28. September 1979 - Ein Brand im Hotel „Am Augarten“ in Wien-Leopoldstadt fordert 25 Todesopfer, 20 ausländische Touristen und fünf Österreicher. Die Flammen nehmen von einem Papierkorb in der unbeaufsichtigten Portierloge ihren Ausgang.
19. Februar 1987 - Kurz vor einem geplanten Verkauf wird das Steyr-Daimler-Puch Haus am Wiener Kärntner Ring 7 durch Brandstiftung ein Raub der Flammen. Die Berufsfeuerwehr ruft Alarmstufe 6 aus, von den 200 Mann im Einsatz werden neun durch eine Verpuffung zum Teil schwer verletzt. Das Feuer, das seinen Ursprung im ersten Stock gehabt haben dürfte, frisst sich rasch durch das ganze Haus und greift schließlich auf einen Teil des Hauses Nummer 5 über und gefährdet auch das Hotel Bristol. Der Brandstifter wird nie gefasst, das Gebäude drei Jahre später abgerissen und an seiner Stelle der „Kärntner-Ring-Hof“ errichtet.

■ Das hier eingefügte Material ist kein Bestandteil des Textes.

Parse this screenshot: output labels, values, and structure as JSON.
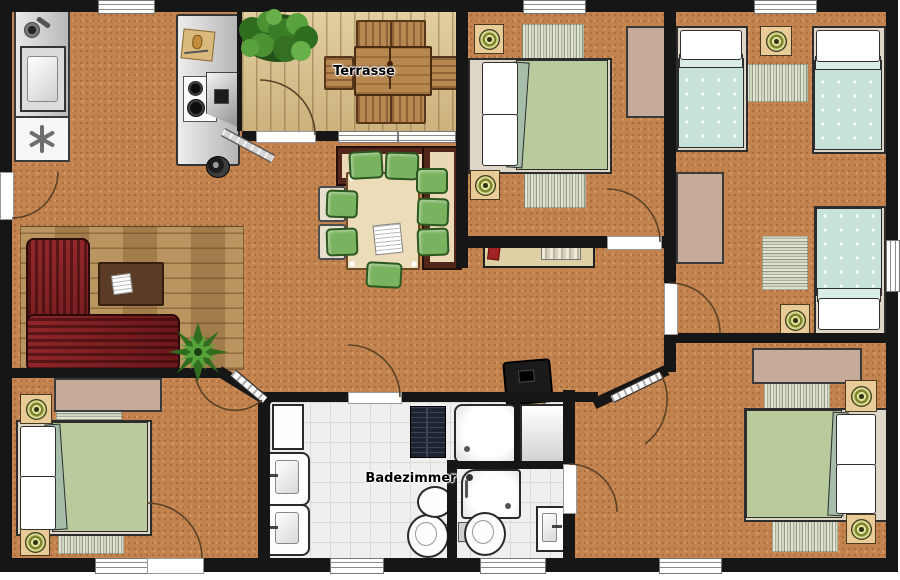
{
  "labels": {
    "terrace": "Terrasse",
    "bathroom": "Badezimmer"
  },
  "palette": {
    "wall": "#161616",
    "floor": "#c2834f",
    "deck": "#d8c18b",
    "wood_rug": "#b28a54",
    "tile": "#f0efed",
    "bed_green": "#b9cb9d",
    "bed_teal": "#c7e2da",
    "sofa_red": "#7e1b1e",
    "cushion_green": "#7ab35f",
    "furniture_tan": "#e8cb96",
    "wardrobe": "#c6ab9a",
    "bench_wood": "#53261b",
    "terrace_wood": "#b8874f",
    "door_arc": "#5a4328"
  }
}
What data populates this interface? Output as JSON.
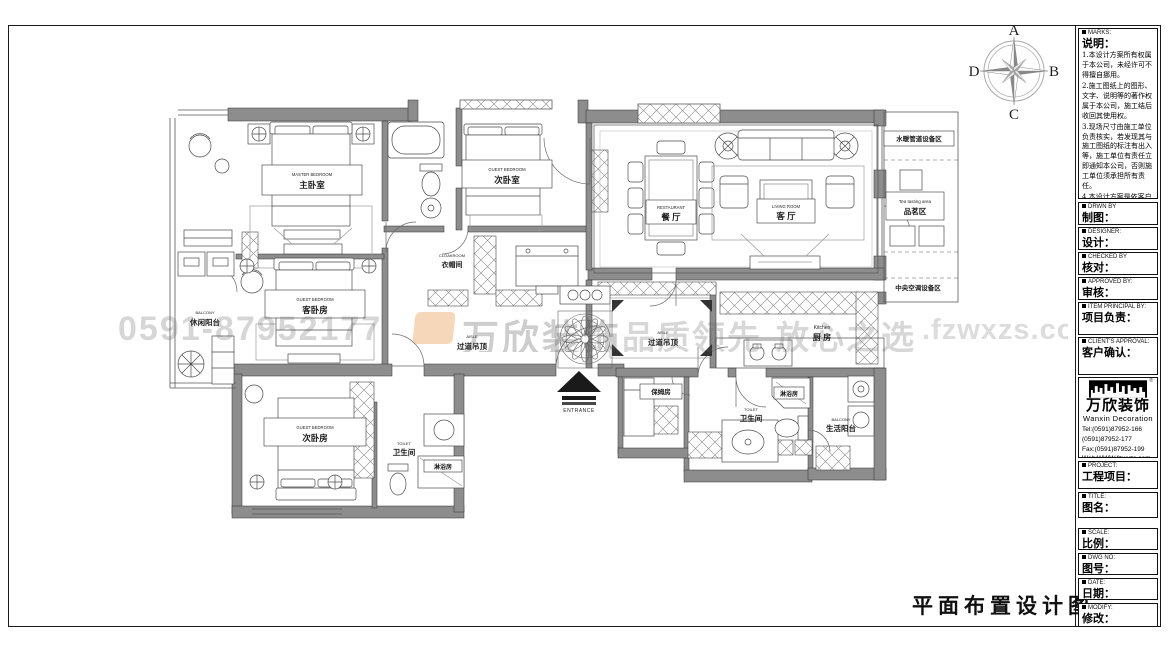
{
  "compass": {
    "n": "A",
    "e": "B",
    "s": "C",
    "w": "D"
  },
  "drawing_title": "平面布置设计图",
  "watermark": {
    "phone": "0591-87952177",
    "brand": "万欣装饰",
    "slogan1": "品质领先",
    "slogan2": "放心之选",
    "domain": ".fzwxzs.com"
  },
  "rooms": {
    "master": {
      "en": "MASTER BEDROOM",
      "cn": "主卧室"
    },
    "bedroom2": {
      "en": "GUEST BEDROOM",
      "cn": "次卧室"
    },
    "guest": {
      "en": "GUEST BEDROOM",
      "cn": "客卧房"
    },
    "bedroom3": {
      "en": "GUEST BEDROOM",
      "cn": "次卧房"
    },
    "dining": {
      "en": "RESTAURANT",
      "cn": "餐 厅"
    },
    "living": {
      "en": "LIVING ROOM",
      "cn": "客 厅"
    },
    "kitchen": {
      "en": "Kitchen",
      "cn": "厨 房"
    },
    "cloakroom": {
      "en": "CLOAKROOM",
      "cn": "衣帽间"
    },
    "aisle1": {
      "en": "AISLE",
      "cn": "过道吊顶"
    },
    "aisle2": {
      "en": "AISLE",
      "cn": "过道吊顶"
    },
    "nanny": {
      "cn": "保姆房"
    },
    "toilet_main": {
      "en": "TOILET",
      "cn": "卫生间"
    },
    "toilet2": {
      "en": "TOILET",
      "cn": "卫生间"
    },
    "shower_main": {
      "cn": "淋浴房"
    },
    "shower2": {
      "cn": "淋浴房"
    },
    "balcony_leisure": {
      "en": "BALCONY",
      "cn": "休闲阳台"
    },
    "balcony_service": {
      "en": "BALCONY",
      "cn": "生活阳台"
    },
    "plumbing_area": {
      "cn": "水暖管道设备区"
    },
    "tea_area": {
      "en": "Tea tasting area",
      "cn": "品茗区"
    },
    "hvac_area": {
      "cn": "中央空调设备区"
    },
    "entrance": {
      "en": "ENTRANCE"
    }
  },
  "title_block": {
    "marks_tag": "MARKS:",
    "marks_label": "说明：",
    "notes": [
      "1.本设计方案所有权属于本公司，未经许可不得擅自挪用。",
      "2.施工图纸上的图形、文字、说明等的著作权属于本公司，施工结后收回其使用权。",
      "3.现场尺寸由施工单位负责核实，若发现其与施工图纸的标注有出入等，施工单位有责任立即通知本公司，否则施工单位须承担所有责任。",
      "4.本设计方案是依客户要求设计，经客户签字即视为同意认可，不得随意更改。"
    ],
    "fields": [
      {
        "tag": "DRWN BY",
        "label": "制图："
      },
      {
        "tag": "DESIGNER:",
        "label": "设计："
      },
      {
        "tag": "CHECKED BY",
        "label": "核对："
      },
      {
        "tag": "APPROVED BY:",
        "label": "审核："
      },
      {
        "tag": "ITEM PRINCIPAL BY:",
        "label": "项目负责："
      },
      {
        "tag": "CLIENT'S APPROVAL:",
        "label": "客户确认："
      }
    ],
    "logo": {
      "name": "万欣装饰",
      "name_en": "Wanxin Decoration",
      "tel1": "Tel:(0591)87952-166",
      "tel2": "(0591)87952-177",
      "fax": "Fax:(0591)87952-199",
      "web": "Web:WWW.fzwxzs.com"
    },
    "fields2": [
      {
        "tag": "PROJECT:",
        "label": "工程项目："
      },
      {
        "tag": "TITLE:",
        "label": "图名："
      },
      {
        "tag": "SCALE:",
        "label": "比例："
      },
      {
        "tag": "DWG NO:",
        "label": "图号："
      },
      {
        "tag": "DATE:",
        "label": "日期："
      },
      {
        "tag": "MODIFY:",
        "label": "修改："
      }
    ]
  }
}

15. Mai 1987 - Das Fernheizwerk Spittelau in Wien-Alsergrund wird durch einen Brand schwer beschädigt. Der Schaden beläuft sich auf rund eine halbe Milliarde Schilling.
27. November 1992 - Ein Großbrand wütet in der Wiener Hofburg: Das Feuer zerstört die Redoutensäle komplett, nur knapp bleibt die angrenzende Nationalbibliothek mit Büchern von unschätzbarem Wert verschont. Die Lipizzaner der Spanischen Hofreitschule werden eilends aus ihren Ställen in Sicherheit gebracht. Die Ursache des Feuers konnte nie restlos geklärt werden. 1997, also nach knapp fünf Jahren, werden die Redoutensäle wieder eröffnet.
22. September 1993 - Das aus der Renaissance stammende, über lange Zeit hinweg dem Verfall preisgegebene Schloss Neugebäude in Wien-Simmering wird durch einen Brand schwer beschädigt. Die Flammen zerstören einen etwa 100 Meter langen und 20 Meter breiten Trakt vollständig. Das Feuer bricht im Inneren aus und greift auf den Dachstuhl über. Erst 2002 beginnen kurz vor dem endgültigen Zerfall Restaurierungsarbeiten. Mittlerweile dient die Anlage als Sommerkino und -theater.
16. August 2001 - Flämmarbeiten lösen einen Großbrand in einem der beliebtesten Veranstaltungsorte Wiens aus: Die Sofiensäle im Bezirk Landstraße werden ein Raub der Flammen und schwerst beschädigt, als das brennende Dach in den großen Saal stürzt. Das Denkmalamt verbietet einen Abriss der Ruine.
20. April 2008 - Ein Teil des Wiener Kongressbades brennt nieder und verursacht einen Schaden von knapp 100.000 Euro. Die Polizei geht von Brandstiftung aus: Die Ermittler finden Zeitungspapier und Schwarzpulver.